Pada Rabu (5/11/2025), Satpol PP Kota Kotamobagu menggelar perkara bersama unsur Kepolisian, Kejaksaan, dan Pengadilan guna membahas lanjutan proses penyidikan atas penyitaan belasan ribu botol minuman beralkohol ilegal yang diamankan dalam operasi penertiban beberapa waktu lalu.
Kepala Dinas Satpol PP dan Damkar Kota Kotamobagu, Sahaya S. Mokoginta, mengatakan gelar perkara ini merupakan tahapan penting untuk menyamakan persepsi antar aparat penegak hukum agar proses penyidikan berjalan profesional, efektif, dan transparan.
“Pagi tadi kami bersama unsur Kepolisian, Kejaksaan, dan Pengadilan menggelar perkara terkait langkah hukum yang sudah dilakukan Satpol PP berkaitan dengan penyitaan minuman beralkohol lewat operasi beberapa waktu lalu. Dalam forum tersebut, kami menyamakan persepsi agar pelaksanaan penyidikan ini berjalan profesional, efektif, transparan, dan sesuai prosedur sebelum masuk ke tahapan penetapan tersangka,” ujar Sahaya.

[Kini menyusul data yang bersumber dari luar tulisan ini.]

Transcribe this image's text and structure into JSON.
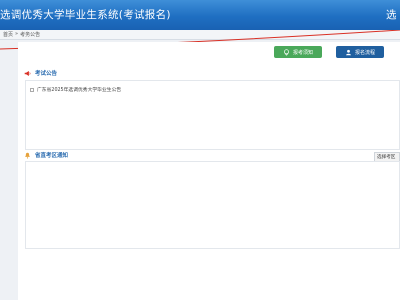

Ia menjelaskan, dalam gelar perkara tersebut Satpol PP juga meminta masukan dari seluruh unsur penegak hukum terkait administrasi penyidikan, penetapan pasal yang akan disangkakan, serta kelengkapan prosedural lainnya.
“Alhamdulillah, pertemuan tadi berjalan dengan baik. Tahapan selanjutnya adalah penetapan tersangka setelah gelar perkara ini. Insyaallah dalam satu atau dua hari ke depan sudah ada tersangka terkait kepemilikan minuman beralkohol tanpa izin yang kami sita,” jelasnya.
Sahaya menegaskan, seluruh proses hukum yang ditempuh akan tetap mengedepankan prinsip profesionalitas dan transparansi sesuai ketentuan peraturan perundang-undangan.
“Kami berharap langkah hukum ini dapat berjalan secara profesional dan transparan, sehingga penegakan Perda benar-benar memberikan efek jera dan menjaga ketertiban serta keamanan masyarakat Kota Kotamobagu,” pungkasnya.